What about his concurrence in the denial of certiorari in McKee v. Cosby, in which he criticized the rule of New York Times v. Sullivan as deeply inconsistent with the original understanding of the First Amendment?
Here the problem, if any, is more subtle. The easy version is that Justice Thomas joined the opinion in Snyder v. Phelps, imposing constitutional limits on state law rules for imposing liability for the intentional inflection of emotional distress. What distinguishes the IIED tort from the libel tort? Maybe the answer is that the IIED tort didn't exist, under that name, in 1791 or 1868 (though proponents of the tort do refer to precursors dating back a ways) -- but in-chambers stare decisis suggests that Justice Thomas ought to offer some explanation.
A similar problem has been widely noted in connection with Justice Thomas's votes in campaign finance cases. The Court has only gestured in the direction of defending its approach to campaign finance law in originalist terms -- in Citizens United by adverting to a narrow point about "exempting" corporations from the coverage provided by otherwise available First Amendment rules, and in other cases by invoking fundamental principles located in 1791 that have crystallized (by judicial construction) into more specific rules applicable to campaign finance regulation. Again, in-chambers stare decisis suggests that at some point Justice Thomas should offer a more extended explanation of how his position on Times v. Sullivan is consistent with his position in campaign finance cases.
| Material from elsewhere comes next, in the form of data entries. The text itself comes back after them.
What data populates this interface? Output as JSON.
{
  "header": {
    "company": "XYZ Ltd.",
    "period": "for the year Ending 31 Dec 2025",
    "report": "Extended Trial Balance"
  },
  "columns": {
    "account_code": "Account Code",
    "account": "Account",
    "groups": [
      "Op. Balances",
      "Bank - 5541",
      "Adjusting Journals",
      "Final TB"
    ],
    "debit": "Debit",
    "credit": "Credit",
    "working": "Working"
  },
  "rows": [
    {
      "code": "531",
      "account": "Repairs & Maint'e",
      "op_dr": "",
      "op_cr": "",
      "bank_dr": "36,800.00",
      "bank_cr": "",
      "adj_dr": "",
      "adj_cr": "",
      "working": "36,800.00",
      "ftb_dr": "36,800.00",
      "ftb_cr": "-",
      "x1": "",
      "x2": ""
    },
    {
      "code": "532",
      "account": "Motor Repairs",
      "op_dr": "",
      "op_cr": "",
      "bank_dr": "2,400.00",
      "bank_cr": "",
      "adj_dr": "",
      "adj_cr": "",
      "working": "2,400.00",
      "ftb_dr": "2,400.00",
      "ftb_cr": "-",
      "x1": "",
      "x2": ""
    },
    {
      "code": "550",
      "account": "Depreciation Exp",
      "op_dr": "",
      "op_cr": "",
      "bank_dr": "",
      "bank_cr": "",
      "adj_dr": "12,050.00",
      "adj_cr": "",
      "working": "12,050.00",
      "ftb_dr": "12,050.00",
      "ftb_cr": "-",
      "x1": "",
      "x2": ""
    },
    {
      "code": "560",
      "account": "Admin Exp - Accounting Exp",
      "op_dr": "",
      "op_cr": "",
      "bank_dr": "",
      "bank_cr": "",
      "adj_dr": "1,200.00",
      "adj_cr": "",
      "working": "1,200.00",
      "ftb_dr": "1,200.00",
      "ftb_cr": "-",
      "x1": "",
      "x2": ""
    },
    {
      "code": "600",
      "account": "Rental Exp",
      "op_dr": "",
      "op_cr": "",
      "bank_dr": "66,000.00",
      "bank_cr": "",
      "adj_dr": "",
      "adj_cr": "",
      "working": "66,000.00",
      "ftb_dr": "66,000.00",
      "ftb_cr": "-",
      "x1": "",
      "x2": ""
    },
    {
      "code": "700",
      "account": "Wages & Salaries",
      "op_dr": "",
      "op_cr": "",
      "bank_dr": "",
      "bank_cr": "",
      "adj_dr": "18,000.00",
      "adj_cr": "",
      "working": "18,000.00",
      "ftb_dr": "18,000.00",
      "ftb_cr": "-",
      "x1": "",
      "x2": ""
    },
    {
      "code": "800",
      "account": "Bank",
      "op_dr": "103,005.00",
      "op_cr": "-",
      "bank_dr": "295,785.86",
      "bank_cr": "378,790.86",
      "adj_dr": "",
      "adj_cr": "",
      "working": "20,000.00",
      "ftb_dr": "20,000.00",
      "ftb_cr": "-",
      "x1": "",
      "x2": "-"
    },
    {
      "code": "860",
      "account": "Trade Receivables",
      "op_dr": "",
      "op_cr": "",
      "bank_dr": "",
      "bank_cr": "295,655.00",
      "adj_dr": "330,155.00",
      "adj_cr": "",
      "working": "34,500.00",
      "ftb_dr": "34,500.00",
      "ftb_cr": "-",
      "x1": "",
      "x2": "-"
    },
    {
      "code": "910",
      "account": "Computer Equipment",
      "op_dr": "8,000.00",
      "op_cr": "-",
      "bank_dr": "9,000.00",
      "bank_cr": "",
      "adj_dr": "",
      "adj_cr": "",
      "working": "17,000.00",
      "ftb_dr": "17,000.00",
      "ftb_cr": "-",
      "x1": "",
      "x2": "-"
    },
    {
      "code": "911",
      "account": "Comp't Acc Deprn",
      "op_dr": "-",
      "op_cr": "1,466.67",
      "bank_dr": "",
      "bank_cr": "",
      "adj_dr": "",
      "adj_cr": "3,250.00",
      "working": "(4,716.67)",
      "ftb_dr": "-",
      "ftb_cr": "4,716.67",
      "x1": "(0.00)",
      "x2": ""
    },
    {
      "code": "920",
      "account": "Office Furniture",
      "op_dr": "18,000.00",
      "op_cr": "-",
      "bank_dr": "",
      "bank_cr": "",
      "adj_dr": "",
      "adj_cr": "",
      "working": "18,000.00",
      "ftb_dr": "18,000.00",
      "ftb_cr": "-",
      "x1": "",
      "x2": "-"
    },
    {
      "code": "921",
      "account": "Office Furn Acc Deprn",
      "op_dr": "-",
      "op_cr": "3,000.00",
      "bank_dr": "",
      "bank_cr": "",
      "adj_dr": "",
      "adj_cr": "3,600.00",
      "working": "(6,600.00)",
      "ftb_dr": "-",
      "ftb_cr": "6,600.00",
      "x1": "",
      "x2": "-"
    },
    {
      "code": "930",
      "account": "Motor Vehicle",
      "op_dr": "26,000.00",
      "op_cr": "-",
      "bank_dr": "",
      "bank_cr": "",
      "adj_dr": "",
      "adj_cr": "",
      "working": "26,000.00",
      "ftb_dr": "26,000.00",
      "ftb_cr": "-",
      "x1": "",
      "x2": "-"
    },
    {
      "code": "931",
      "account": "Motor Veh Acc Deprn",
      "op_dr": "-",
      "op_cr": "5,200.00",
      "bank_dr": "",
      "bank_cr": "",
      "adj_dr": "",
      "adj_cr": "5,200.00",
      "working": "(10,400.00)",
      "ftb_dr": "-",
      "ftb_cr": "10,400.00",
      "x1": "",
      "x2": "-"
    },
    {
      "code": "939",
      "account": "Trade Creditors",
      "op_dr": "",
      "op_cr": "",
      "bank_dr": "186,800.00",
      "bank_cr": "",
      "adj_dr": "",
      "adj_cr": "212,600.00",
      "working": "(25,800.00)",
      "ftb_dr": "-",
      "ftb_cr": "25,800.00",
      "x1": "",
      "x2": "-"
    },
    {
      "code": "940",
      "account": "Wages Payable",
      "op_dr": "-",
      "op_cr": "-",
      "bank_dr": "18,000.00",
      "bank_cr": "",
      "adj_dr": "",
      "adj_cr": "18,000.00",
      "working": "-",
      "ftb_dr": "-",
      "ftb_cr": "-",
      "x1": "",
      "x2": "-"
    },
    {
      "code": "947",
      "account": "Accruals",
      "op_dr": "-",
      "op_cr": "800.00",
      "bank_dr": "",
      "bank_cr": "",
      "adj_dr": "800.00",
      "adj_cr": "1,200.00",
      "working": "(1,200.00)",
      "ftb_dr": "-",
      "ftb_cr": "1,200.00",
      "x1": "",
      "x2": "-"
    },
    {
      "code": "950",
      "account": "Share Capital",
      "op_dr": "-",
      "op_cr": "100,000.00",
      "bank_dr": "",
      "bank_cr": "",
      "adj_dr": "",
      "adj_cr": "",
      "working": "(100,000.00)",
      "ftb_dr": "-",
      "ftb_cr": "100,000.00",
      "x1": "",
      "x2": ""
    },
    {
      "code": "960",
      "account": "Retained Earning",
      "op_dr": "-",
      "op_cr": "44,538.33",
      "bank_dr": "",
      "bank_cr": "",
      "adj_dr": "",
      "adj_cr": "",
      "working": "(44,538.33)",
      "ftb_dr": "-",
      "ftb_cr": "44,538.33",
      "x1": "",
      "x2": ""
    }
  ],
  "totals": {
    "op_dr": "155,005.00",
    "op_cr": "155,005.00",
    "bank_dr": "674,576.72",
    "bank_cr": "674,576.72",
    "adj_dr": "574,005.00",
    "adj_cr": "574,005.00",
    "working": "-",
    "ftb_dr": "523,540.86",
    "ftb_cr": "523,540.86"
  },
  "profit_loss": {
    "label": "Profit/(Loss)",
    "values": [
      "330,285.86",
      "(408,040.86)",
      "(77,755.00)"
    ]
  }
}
This isn't to say that no such explanation could possibly be offered -- nor is it to say that, on any particular occasion, an explanation should have been offered. But in-chambers stare decisis does pretty strongly suggest that at some point we ought to get an explanation of how Justice
Thomas''s position in First Amendment cases as a group are consistent with the originalism he articulated in Timbs, McDonald, and McKee. Otherwise the hermeneutic of suspicion will kick in, and we'll see people saying, not without reason, that as far as Justice Thomas has said, the best explanation of his positions is that they are driven by outcomes rather than by originalism.